The existence of Kent's Cavern had been known for centuries; the name first appears on a deed of 1659 as Kents Hole Close when the land was leased to John Black and is possibly Celtic in origin. Two inscriptions are cut in the stalagmite, "William Petre, 1571" and "Robert Hedges, 1688". The first recorded excavation was made by Thomas Northmore in 1824, to be followed by that of Father McEnery who made his systematic exploration between 1824 and 1829. McEnery maintained, and this was many years before Darwin's work became known, that he had found rude flint implements fashioned by hand below the stalagmite floor, and therefore placed the arrival of human beings in Britain in an epoch of time for which no records, Biblical or otherwise, existed. Much of what he said was ridiculed.

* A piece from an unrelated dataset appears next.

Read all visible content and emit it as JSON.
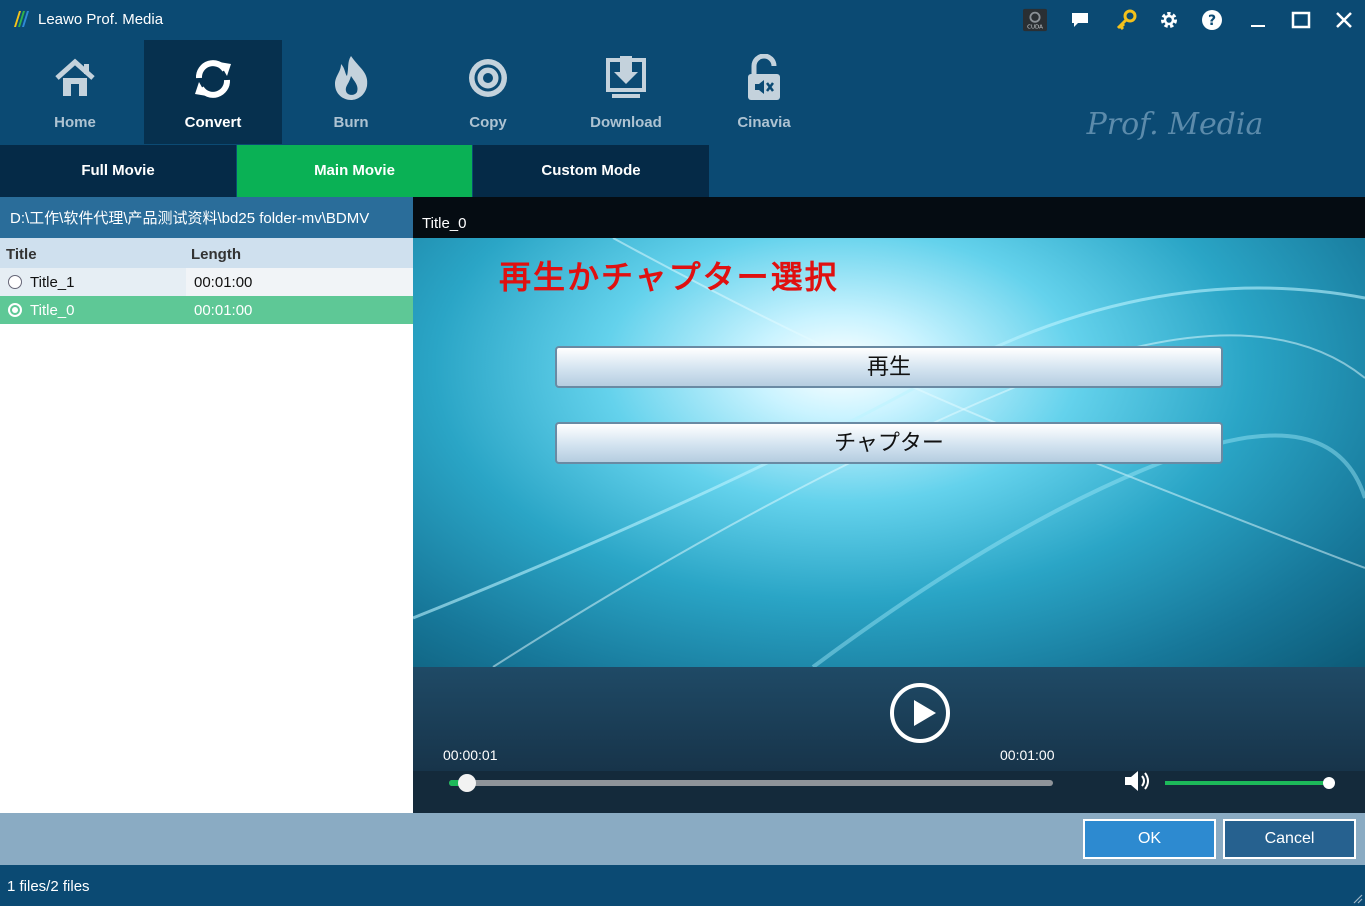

In September 1845 the newly-formed Torquay Natural History Society deputed two members "to wait upon Sir Lawrence Palk requesting permission to explore Kents Hole for the purpose of obtaining fossil remains" for its projected museum. As a result the second full investigation, covering the years from 1846 to 1858, was conducted by Edward Vivian and William Pengelly. In 1865 a committee was formed by the British Association to explore the Cavern even more fully; its members included Sir Charles Lyell, Professor Philips, Sir John Lubbock (Lord Avebury), John Evans, Vivian and Pengelly. With Pengelly in charge the task took 15 years (during which time papers were read to the British Association from time to time). However, perhaps the most important discovery was Hedges inscription on a stalagmite boss. This was covered with a layer of stalagmite only one-sixteenth of an inch thick. Pengelly realised that, if this had taken 200 years to form, the 12 feet thickness must have taken 500,000 years. Remains of man's artifacts and bones of animals had been found beneath this stalagmite formation (many are still on exhibition in Torquay Museum). The story of Kent's Cavern, including the work done this century after its purchase by William Powe, is recorded elsewhere.